The coronavirus reproduction number, or R value, in England is between 1.1 and 1.4, according to the latest Government figures.
Last week, it was between 1.2 and 1.4.
R represents the average number of people each Covid-19 positive person goes on to infect.
When the figure is above 1, an outbreak can grow exponentially but when it is below 1, it means the epidemic is shrinking.
An R number between 1.1 and 1.4 means that, on average, every 10 people infected will infect between 11 and 14 other people.
The East of England has the highest R rate in the country, sitting between 1.3 and 1.5.
This is followed by London, the South East and the South West, which are all at 1.2 to 1.5.
The Midlands sits between 1.1 and 1.4, while the North East and Yorkshire sits between 1.1 and 1.3.
The North West currently has the lowest R rate in the country at 1 to 1.2.
Meanwhile, Covid-19 infections are continuing to rise in most parts of the UK, though there are signs the rate of increase in England might have slowed, new figures suggest.
Around one in 65 people in private households in England had Covid-19 in the week to July 24, up from one in 75 in the previous week, according to the latest estimates from the Office for National Statistics (ONS).
This is the highest level since the week of January 30.
One in 65 is the equivalent of around 856,200 people, up from an estimated 741,700 people in the previous week.
It is the ninth week in a row that infection levels in England have increased - though there are "possible signs" the rate of increase may have slowed, the ONS said.
Infections are also estimated to have risen in Wales and Northern Ireland, though numbers have dropped in Scotland.

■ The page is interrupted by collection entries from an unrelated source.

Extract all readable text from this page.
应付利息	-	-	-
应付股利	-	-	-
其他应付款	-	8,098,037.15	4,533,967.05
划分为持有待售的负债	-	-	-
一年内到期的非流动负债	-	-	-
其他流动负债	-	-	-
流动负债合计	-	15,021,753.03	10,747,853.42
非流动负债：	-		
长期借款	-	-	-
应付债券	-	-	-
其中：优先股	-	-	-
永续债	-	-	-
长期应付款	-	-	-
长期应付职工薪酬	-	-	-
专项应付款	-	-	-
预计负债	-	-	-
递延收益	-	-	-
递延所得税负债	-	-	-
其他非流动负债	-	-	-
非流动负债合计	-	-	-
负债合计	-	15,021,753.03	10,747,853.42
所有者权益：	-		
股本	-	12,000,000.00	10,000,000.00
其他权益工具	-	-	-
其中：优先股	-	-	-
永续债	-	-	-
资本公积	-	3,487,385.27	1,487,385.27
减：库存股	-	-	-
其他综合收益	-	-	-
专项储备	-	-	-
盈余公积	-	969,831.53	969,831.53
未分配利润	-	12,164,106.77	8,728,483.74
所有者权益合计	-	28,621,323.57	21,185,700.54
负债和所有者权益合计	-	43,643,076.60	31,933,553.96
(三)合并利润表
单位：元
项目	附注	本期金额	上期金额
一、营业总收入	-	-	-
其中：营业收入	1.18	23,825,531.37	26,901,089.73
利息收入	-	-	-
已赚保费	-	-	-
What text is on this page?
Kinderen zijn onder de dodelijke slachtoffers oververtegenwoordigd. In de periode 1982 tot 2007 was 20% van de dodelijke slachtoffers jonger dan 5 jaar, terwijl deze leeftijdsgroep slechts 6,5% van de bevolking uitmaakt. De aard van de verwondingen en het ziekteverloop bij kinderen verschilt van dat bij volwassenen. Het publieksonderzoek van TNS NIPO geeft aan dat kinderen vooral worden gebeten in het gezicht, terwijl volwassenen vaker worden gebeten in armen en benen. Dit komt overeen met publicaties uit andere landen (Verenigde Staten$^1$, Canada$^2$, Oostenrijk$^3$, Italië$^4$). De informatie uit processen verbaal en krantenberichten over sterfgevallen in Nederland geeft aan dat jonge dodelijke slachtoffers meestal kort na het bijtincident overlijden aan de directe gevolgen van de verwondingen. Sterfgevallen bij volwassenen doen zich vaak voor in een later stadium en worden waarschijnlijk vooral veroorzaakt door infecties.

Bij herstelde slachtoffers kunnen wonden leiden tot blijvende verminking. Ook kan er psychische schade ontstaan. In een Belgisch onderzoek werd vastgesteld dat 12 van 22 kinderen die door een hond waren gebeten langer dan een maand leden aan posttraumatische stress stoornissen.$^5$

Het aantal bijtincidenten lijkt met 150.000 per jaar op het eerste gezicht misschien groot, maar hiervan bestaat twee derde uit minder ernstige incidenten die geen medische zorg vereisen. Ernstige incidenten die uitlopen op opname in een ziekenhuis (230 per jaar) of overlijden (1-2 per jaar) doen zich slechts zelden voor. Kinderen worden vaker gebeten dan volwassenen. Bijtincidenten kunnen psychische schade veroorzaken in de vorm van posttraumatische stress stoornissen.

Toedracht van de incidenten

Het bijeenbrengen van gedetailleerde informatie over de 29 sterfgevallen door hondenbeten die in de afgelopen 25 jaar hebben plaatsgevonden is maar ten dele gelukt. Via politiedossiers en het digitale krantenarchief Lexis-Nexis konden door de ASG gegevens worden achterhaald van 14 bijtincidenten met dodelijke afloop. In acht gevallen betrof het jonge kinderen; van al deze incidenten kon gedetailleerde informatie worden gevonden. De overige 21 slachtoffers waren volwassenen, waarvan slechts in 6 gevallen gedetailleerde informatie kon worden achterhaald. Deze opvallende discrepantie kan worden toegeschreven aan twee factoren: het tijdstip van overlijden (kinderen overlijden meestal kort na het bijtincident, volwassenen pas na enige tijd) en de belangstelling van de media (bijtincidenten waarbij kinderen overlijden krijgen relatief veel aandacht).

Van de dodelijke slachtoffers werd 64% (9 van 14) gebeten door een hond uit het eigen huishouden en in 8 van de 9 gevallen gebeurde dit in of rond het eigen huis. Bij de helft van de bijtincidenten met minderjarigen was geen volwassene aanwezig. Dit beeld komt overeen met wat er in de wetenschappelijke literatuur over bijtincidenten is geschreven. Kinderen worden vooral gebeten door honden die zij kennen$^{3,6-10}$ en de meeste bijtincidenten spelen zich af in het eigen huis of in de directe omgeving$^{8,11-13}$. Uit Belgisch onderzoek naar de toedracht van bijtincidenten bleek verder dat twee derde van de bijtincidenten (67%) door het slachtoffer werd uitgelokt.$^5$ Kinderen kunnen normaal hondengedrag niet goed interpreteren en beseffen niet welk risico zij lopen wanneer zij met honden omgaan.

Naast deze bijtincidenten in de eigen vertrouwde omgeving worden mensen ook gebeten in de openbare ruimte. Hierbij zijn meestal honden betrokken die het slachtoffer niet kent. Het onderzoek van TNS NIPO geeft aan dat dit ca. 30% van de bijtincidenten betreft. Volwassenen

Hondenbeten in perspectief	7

Around one in 160 people in Wales are estimated to have had Covid-19 in the week to July 24, up from one in 210 and the highest level since the week to February 12.
In Northern Ireland, the latest estimate is around one in 65 people, up from one in 170 - like England, the highest level since the week to January 30.
For Scotland, the ONS estimates that around one in 110 people had Covid-19 in the week to July 24, down from one in 80 in the previous week.
All figures are for people in private households, and do not include hospitals, care homes and other settings.